Posted by: 108 on May 8, 2008 at 8:27 AM
I know Brian, I agree – shes inadequate.
Perhaps it useful to get the narrative down one last time. Then, I vow to move on.
Coleman moves to Strib. He’s there a couple years, and I think the neo-con blogosphere is perfectly content to merely make fun of the fact the Strib doesn’t have a conservative columnist. It fortifies their belief about the Strib and liberal bias. As if they needed any, but they enjoy it.
Then Rathergate occurs. Coleman, because he’s a blind hyper partisan politically and about ‘journalism’ as something sacred, makes fun of Powerline for engaging in writing and investigation it was perfectly within their purview to do, as citizens no less. He also misstates their relationship with TCF and Dartmouth and whatever mysterious financiers out of context. Bill Cooper ends up getting enraged.
Instead of issuing a clarification and correction, apologizing, Gyllenhal hires Kersten to try and pacify Cooper , Powerline, and other critics.
So I have been fairly amused over the months when the word ‘Kersten’ is used as some sort of cudgel, and more often than not, for things that are not reflected in her body of writing.

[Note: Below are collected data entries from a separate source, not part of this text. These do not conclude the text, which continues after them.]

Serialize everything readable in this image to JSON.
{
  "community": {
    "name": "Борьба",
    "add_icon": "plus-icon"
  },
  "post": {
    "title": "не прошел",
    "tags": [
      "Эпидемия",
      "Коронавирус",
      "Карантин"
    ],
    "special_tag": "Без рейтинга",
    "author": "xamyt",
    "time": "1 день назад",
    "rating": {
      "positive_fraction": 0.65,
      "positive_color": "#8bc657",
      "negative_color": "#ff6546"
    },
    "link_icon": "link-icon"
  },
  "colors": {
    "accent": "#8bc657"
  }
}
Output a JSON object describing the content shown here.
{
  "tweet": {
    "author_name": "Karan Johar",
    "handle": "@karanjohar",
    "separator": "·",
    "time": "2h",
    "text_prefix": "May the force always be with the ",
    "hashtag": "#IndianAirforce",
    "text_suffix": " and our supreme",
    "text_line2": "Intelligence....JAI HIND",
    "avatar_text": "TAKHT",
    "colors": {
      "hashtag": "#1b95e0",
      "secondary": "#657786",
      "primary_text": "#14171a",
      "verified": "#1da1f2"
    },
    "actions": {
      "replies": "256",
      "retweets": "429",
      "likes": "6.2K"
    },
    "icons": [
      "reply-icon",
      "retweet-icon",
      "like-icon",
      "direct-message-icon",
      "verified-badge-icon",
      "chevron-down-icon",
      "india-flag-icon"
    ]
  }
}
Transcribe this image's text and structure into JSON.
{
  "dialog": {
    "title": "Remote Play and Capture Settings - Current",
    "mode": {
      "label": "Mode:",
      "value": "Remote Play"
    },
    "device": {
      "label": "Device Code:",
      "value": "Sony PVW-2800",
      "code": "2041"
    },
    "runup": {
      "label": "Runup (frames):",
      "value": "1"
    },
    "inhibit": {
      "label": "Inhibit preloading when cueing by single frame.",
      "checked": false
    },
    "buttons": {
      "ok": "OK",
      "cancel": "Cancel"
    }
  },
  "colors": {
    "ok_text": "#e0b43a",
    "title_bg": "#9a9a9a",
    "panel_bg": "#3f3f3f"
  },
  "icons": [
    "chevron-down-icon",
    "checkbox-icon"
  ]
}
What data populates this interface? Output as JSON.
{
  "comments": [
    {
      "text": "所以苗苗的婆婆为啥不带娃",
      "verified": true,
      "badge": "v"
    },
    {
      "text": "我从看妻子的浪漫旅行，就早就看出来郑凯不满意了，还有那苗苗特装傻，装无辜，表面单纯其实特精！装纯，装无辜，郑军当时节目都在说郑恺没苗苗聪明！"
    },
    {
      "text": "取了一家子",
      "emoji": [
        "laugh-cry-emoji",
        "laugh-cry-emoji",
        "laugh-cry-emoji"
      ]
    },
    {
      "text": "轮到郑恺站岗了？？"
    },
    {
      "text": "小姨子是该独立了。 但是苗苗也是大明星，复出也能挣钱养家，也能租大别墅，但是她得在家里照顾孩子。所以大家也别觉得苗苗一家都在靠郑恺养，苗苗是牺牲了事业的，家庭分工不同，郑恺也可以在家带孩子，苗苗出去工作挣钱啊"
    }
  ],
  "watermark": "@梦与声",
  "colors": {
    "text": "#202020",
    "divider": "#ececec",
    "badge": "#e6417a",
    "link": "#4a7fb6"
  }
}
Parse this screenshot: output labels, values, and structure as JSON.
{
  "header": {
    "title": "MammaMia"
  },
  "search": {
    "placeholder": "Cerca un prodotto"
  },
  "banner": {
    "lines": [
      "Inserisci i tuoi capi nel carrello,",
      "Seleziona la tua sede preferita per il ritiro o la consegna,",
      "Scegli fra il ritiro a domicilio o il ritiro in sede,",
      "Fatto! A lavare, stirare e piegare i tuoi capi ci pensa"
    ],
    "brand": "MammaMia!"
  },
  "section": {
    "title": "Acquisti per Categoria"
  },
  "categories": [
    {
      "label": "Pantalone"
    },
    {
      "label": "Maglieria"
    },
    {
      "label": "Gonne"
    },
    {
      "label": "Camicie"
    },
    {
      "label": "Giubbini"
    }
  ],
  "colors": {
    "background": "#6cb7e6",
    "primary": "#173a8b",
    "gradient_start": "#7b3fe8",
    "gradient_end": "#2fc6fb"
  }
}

Especially compared to the often weak and intellectually dishonest work of the other columnist.
Done.
I’d like to see a different conservative columnist. It’s a difficult job. The way I look at it, whatever Nicks getting is worth it as institutional memory alone.
LAMBERT: We'll never completely agree on this one. But the thing about a metro columnist is that -- in my book anyway -- they're supposed to bring a degree of personal idiosyncrasy to their work. readers are supposed to understand their personal peeves and biases. (One of the truly misplaced directives of modern newspapering is forcing personality-driven writers to write instead with the same homogenized tone as every beat writer.) That's why I don't get all that worked up over Kersten. My primary beef, I guess, is that she just isn't fun to read.